当我们使用enumeration的时候，pyro会把应用于discrete variables的`sample`解释为enumerate，就会有以下的结果：

In [5]:
elbo = TraceEnum_ELBO(max_plate_nesting=0)
elbo.loss(model, config_enumerate(guide, "parallel"))

guide z = tensor([0, 1, 2, 3, 4])
model z = tensor([0, 1, 2, 3, 4])


-0.0

可以看到我们的样本的维度发生了变化，这来自于distribution的`enumerate_support()`方法。

可以看到，我们使用的enumerate方式是`parallel`，这在效率上是高效的，但因为改变了sample的维度，所以在后续code中必须加上一些特定的步骤来防止出现错误的结果。

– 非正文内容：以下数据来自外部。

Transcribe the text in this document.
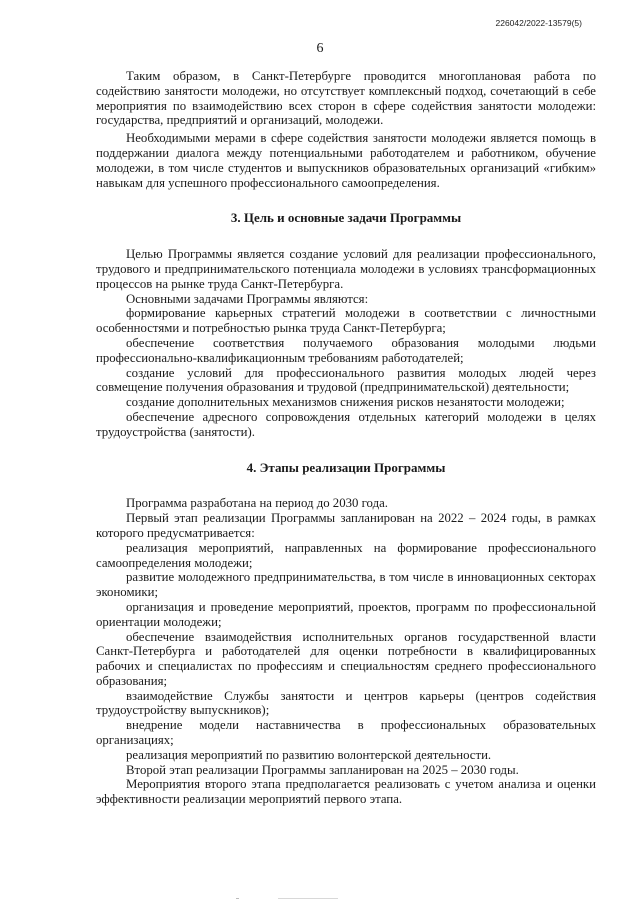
226042/2022-13579(5)
6

Таким образом, в Санкт-Петербурге проводится многоплановая работа по содействию занятости молодежи, но отсутствует комплексный подход, сочетающий в себе мероприятия по взаимодействию всех сторон в сфере содействия занятости молодежи: государства, предприятий и организаций, молодежи.

Необходимыми мерами в сфере содействия занятости молодежи является помощь в поддержании диалога между потенциальными работодателем и работником, обучение молодежи, в том числе студентов и выпускников образовательных организаций «гибким» навыкам для успешного профессионального самоопределения.

3. Цель и основные задачи Программы

Целью Программы является создание условий для реализации профессионального, трудового и предпринимательского потенциала молодежи в условиях трансформационных процессов на рынке труда Санкт-Петербурга.

Основными задачами Программы являются:

формирование карьерных стратегий молодежи в соответствии с личностными особенностями и потребностью рынка труда Санкт-Петербурга;

обеспечение соответствия получаемого образования молодыми людьми профессионально-квалификационным требованиям работодателей;

создание условий для профессионального развития молодых людей через совмещение получения образования и трудовой (предпринимательской) деятельности;

создание дополнительных механизмов снижения рисков незанятости молодежи;

обеспечение адресного сопровождения отдельных категорий молодежи в целях трудоустройства (занятости).

4. Этапы реализации Программы

Программа разработана на период до 2030 года.

Первый этап реализации Программы запланирован на 2022 – 2024 годы, в рамках которого предусматривается:

реализация мероприятий, направленных на формирование профессионального самоопределения молодежи;

развитие молодежного предпринимательства, в том числе в инновационных секторах экономики;

организация и проведение мероприятий, проектов, программ по профессиональной ориентации молодежи;

обеспечение взаимодействия исполнительных органов государственной власти Санкт-Петербурга и работодателей для оценки потребности в квалифицированных рабочих и специалистах по профессиям и специальностям среднего профессионального образования;

взаимодействие Службы занятости и центров карьеры (центров содействия трудоустройству выпускников);

внедрение модели наставничества в профессиональных образовательных организациях;

реализация мероприятий по развитию волонтерской деятельности.

Второй этап реализации Программы запланирован на 2025 – 2030 годы.

Мероприятия второго этапа предполагается реализовать с учетом анализа и оценки эффективности реализации мероприятий первого этапа.
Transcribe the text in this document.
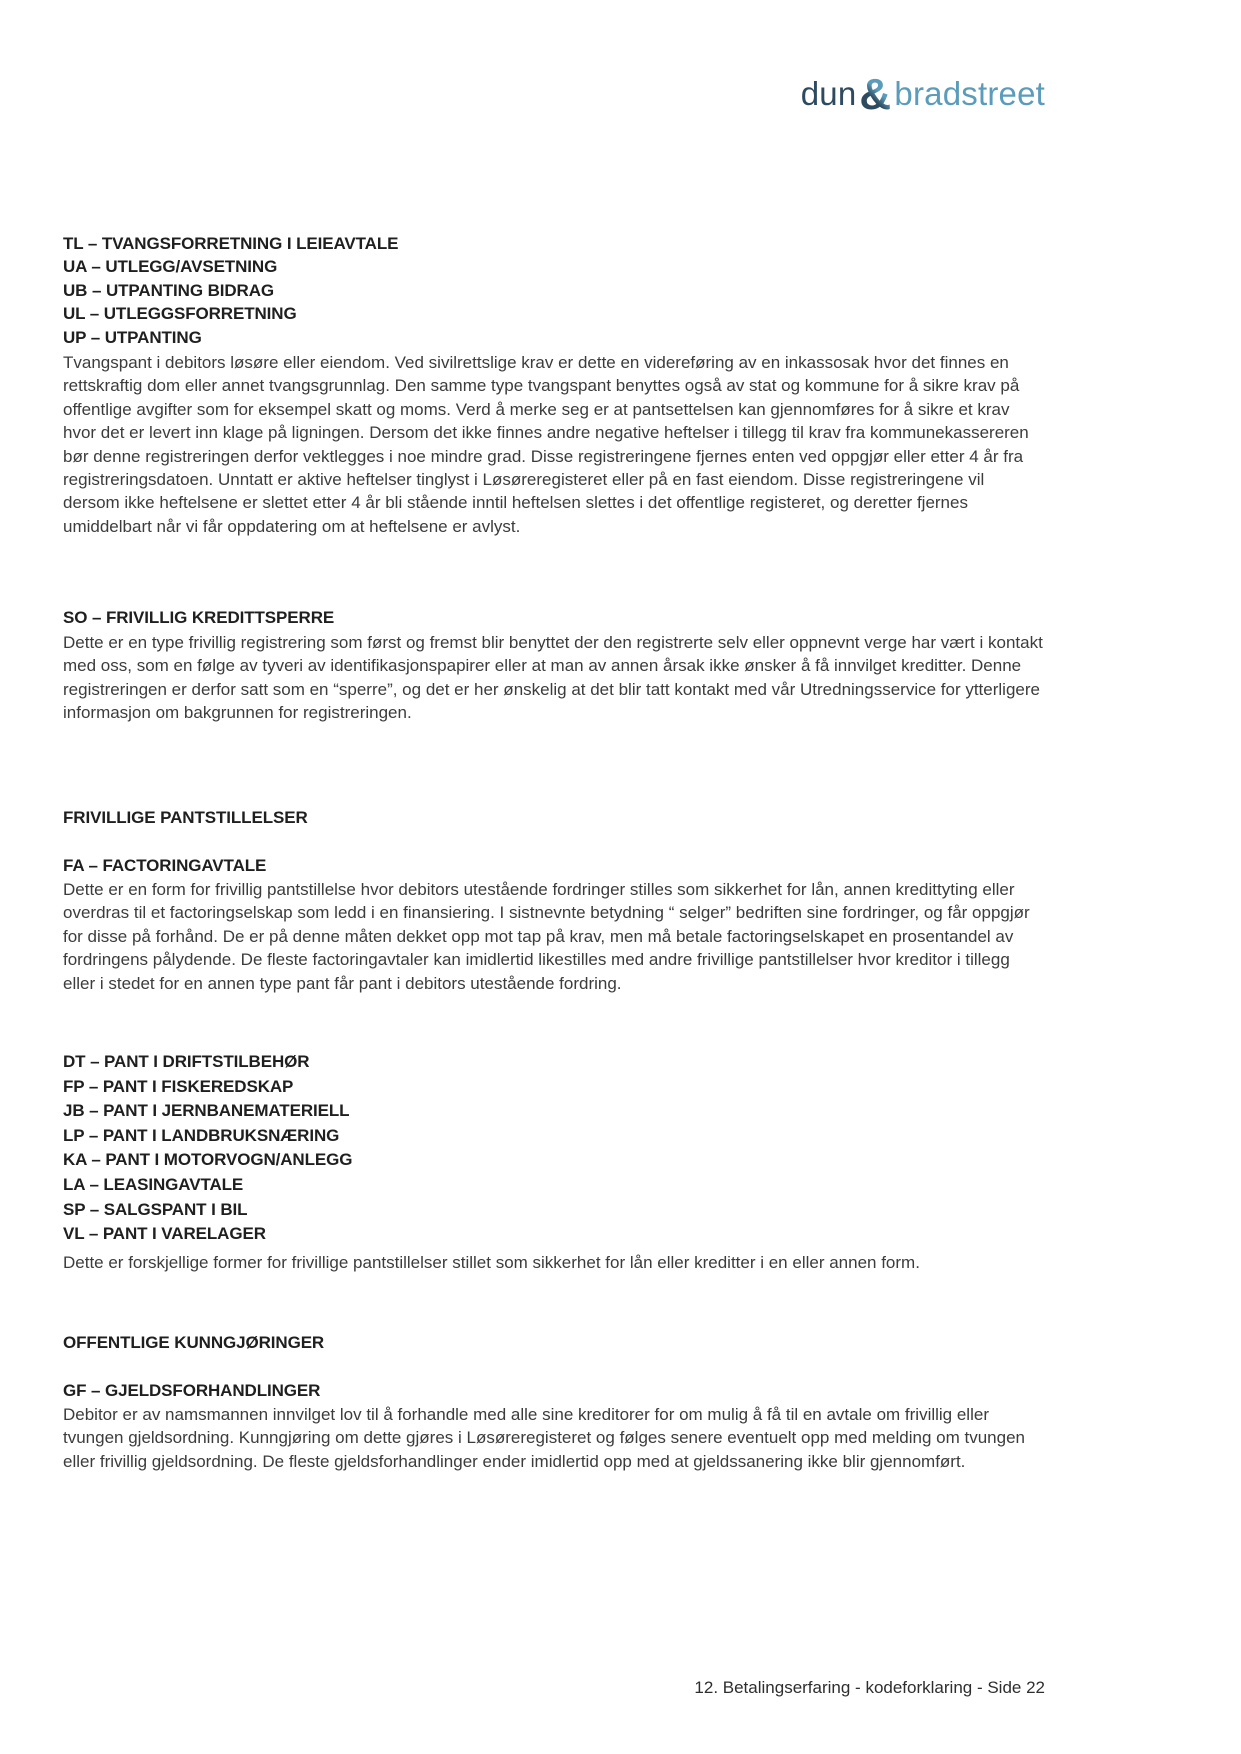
dun&bradstreet
TL – TVANGSFORRETNING I LEIEAVTALE
UA – UTLEGG/AVSETNING
UB – UTPANTING BIDRAG
UL – UTLEGGSFORRETNING
UP – UTPANTING
Tvangspant i debitors løsøre eller eiendom. Ved sivilrettslige krav er dette en videreføring av en inkassosak hvor det finnes en rettskraftig dom eller annet tvangsgrunnlag. Den samme type tvangspant benyttes også av stat og kommune for å sikre krav på offentlige avgifter som for eksempel skatt og moms. Verd å merke seg er at pantsettelsen kan gjennomføres for å sikre et krav hvor det er levert inn klage på ligningen. Dersom det ikke finnes andre negative heftelser i tillegg til krav fra kommunekassereren bør denne registreringen derfor vektlegges i noe mindre grad. Disse registreringene fjernes enten ved oppgjør eller etter 4 år fra registreringsdatoen. Unntatt er aktive heftelser tinglyst i Løsøreregisteret eller på en fast eiendom. Disse registreringene vil dersom ikke heftelsene er slettet etter 4 år bli stående inntil heftelsen slettes i det offentlige registeret, og deretter fjernes umiddelbart når vi får oppdatering om at heftelsene er avlyst.
SO – FRIVILLIG KREDITTSPERRE
Dette er en type frivillig registrering som først og fremst blir benyttet der den registrerte selv eller oppnevnt verge har vært i kontakt med oss, som en følge av tyveri av identifikasjonspapirer eller at man av annen årsak ikke ønsker å få innvilget kreditter. Denne registreringen er derfor satt som en “sperre”, og det er her ønskelig at det blir tatt kontakt med vår Utredningsservice for ytterligere informasjon om bakgrunnen for registreringen.
FRIVILLIGE PANTSTILLELSER
FA – FACTORINGAVTALE
Dette er en form for frivillig pantstillelse hvor debitors utestående fordringer stilles som sikkerhet for lån, annen kredittyting eller overdras til et factoringselskap som ledd i en finansiering. I sistnevnte betydning “ selger” bedriften sine fordringer, og får oppgjør for disse på forhånd. De er på denne måten dekket opp mot tap på krav, men må betale factoringselskapet en prosentandel av fordringens pålydende. De fleste factoringavtaler kan imidlertid likestilles med andre frivillige pantstillelser hvor kreditor i tillegg eller i stedet for en annen type pant får pant i debitors utestående fordring.
DT – PANT I DRIFTSTILBEHØR
FP – PANT I FISKEREDSKAP
JB – PANT I JERNBANEMATERIELL
LP – PANT I LANDBRUKSNÆRING
KA – PANT I MOTORVOGN/ANLEGG
LA – LEASINGAVTALE
SP – SALGSPANT I BIL
VL – PANT I VARELAGER
Dette er forskjellige former for frivillige pantstillelser stillet som sikkerhet for lån eller kreditter i en eller annen form.
OFFENTLIGE KUNNGJØRINGER
GF – GJELDSFORHANDLINGER
Debitor er av namsmannen innvilget lov til å forhandle med alle sine kreditorer for om mulig å få til en avtale om frivillig eller tvungen gjeldsordning. Kunngjøring om dette gjøres i Løsøreregisteret og følges senere eventuelt opp med melding om tvungen eller frivillig gjeldsordning. De fleste gjeldsforhandlinger ender imidlertid opp med at gjeldssanering ikke blir gjennomført.
12. Betalingserfaring - kodeforklaring - Side 22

另外我们还可以选择的enumerate方式是`sequential`，其每次采样的结果和非enumerate时是一样的，但会采样多次，直到所有的discrete variables pairs都遍历完。这使得我们能够更加灵活的去实现模型，但也增加了运行成本。

In [6]:
elbo = TraceEnum_ELBO(max_plate_nesting=0)
elbo.loss(model, config_enumerate(guide, "sequential"))

guide z = 4
model z = 4
guide z = 3
model z = 3
guide z = 2
model z = 2
guide z = 1
model z = 1
guide z = 0
model z = 0


-0.0

## Multiple Latent variables

如果有多个discrete variables？

In [8]:
@config_enumerate
def model():
    p = pyro.param("p", torch.randn(3, 3).exp(), constraint=constraints.simplex)
    x = pyro.sample("x", dist.Categorical(p[0]))
    y = pyro.sample("y", dist.Categorical(p[x]))
    z = pyro.sample("z", dist.Categorical(p[y]))
    print("model x.shape = {}".format(x.shape))
    print("model y.shape = {}".format(y.shape))
    print("model z.shape = {}".format(z.shape))
    return x, y, z
    
def guide():
    pass

pyro.clear_param_store()
elbo = TraceEnum_ELBO(max_plate_nesting=0)
elbo.loss(model, guide)

model x.shape = torch.Size([3])
model y.shape = torch.Size([3, 1])
model z.shape = torch.Size([3, 1, 1])


-0.0

我们可以看到，这在“TensorShape”中我们介绍过了：enumeration mode会分配每个discrete variables一个dimension来储存其enumeration，但为了节约空间，这些dimensions除了最左边的那一个，其他都是1。

In [9]:
model()

model x.shape = torch.Size([])
model y.shape = torch.Size([])
model z.shape = torch.Size([])


(tensor(2), tensor(0), tensor(0))

## Examing discrete latent states

我们可以看到，如果使用了enumeration，我们得到的内容就是包括了enumeration dimensions的tensor了。为了能够得到这些discrete latent variables的采样值，我们可以使用`infer_discrete`来wrap一下model，其中需要参数`first_avarible_dim=-1-max_plate_nesting`。

In [10]:
serving_model = infer_discrete(model, first_available_dim=-1)
x, y, z = serving_model()   # The args is same args as model
print("x = {}".format(x))
print("y = {}".format(y))
print("z = {}".format(z))

model x.shape = torch.Size([3])
model y.shape = torch.Size([3, 1])
model z.shape = torch.Size([3, 1, 1])
model x.shape = torch.Size([])
model y.shape = torch.Size([])
model z.shape = torch.Size([])
x = 2
y = 0
z = 0


可以看到，`infer_discrete`实际上运行了两次model（forward-filter mode and replay-backward-sample model）。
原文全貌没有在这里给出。